Streitschlichter und Sozalarbeiter
Wenn Marcel Damberg, Leiter des Anne-Frank-Gymnasiums, nach Gewalt gegen Lehrer seiner Schule gefragt wird, antwortet er ähnlich wie sein Kollege Schröer. „Wir nehmen hier in Werne zwar an gesellschaftlichen Prozessen teil, aber bei uns herrscht immer noch heile Welt“, sagt auch er. An dieser Schule gibt es ähnliche Handlungsanweisungen für den Umgang mit Konflikten: Sie sollten sofort und auf unterster Ebene schon gelöst werden, so dass Damberg in den vier Jahren seiner Schulleiterschaft auf seiner Ebene, ganz oben quasi, nur zwei Konflikte zu regeln hatte.
„Wir haben außerdem Beratungslehrer, von denen einige zu Streitschlichtern und einer zur Seelsorge ausgebildet wurde, und außerdem zwei Sozialarbeiter. Die sind mit die wichtigsten Akteure an unserer Schulen und wir brauchen sie - auch in unserer heilen Welt.“
Nicht auffälliger seit Pandemie
Dass die Strategie der Schule aufgeht, zeige sich daran, dass die sogenannte Copenhagen Psychosocial Questionnaire, eine Befragung unter Lehrkräften, an der die Hälfte der AFG-Lehrer in diesem Jahr teilgenommen haben, lediglich besage, dass sich Lehrer einen Ruheraum wünschen. „Bei uns gibt keinen Handlungsbedarf“, fasst Damberg zusammen.

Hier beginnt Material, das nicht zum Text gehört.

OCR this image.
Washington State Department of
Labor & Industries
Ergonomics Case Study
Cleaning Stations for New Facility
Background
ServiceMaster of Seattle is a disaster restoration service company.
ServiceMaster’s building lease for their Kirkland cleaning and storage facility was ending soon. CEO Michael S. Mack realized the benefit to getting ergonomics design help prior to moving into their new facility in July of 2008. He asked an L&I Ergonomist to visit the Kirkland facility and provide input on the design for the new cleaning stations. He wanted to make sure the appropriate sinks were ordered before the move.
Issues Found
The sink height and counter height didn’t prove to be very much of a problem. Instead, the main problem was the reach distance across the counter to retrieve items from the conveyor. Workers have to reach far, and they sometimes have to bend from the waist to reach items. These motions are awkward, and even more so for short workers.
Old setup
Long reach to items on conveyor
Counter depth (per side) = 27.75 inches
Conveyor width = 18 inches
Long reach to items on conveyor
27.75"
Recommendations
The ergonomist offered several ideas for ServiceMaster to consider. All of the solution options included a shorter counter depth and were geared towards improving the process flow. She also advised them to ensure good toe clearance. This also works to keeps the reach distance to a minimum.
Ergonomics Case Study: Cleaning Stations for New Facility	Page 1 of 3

Und auch Nicola Buschkotte, Leiterin der Wiehagenschule, bestätigt die heile Welt in Werne. „Seitens der Eltern gibt es null Gewalt oder Übergriffigkeiten den Lehrern gegenüber“, sagt sie. Kinder, die wütend seien, würden schon mal um sich schlagen. Aber sie würden nie mit Absicht einen Lehrer angehen. Grundschüler seien deshalb auch nicht mit den Schülern weiterführender Schulen vergleichbar. Dass die Schüler pandemiebedingt schneller körperlich übergriffig werden, kann sie für ihre Schule nicht bestätigen.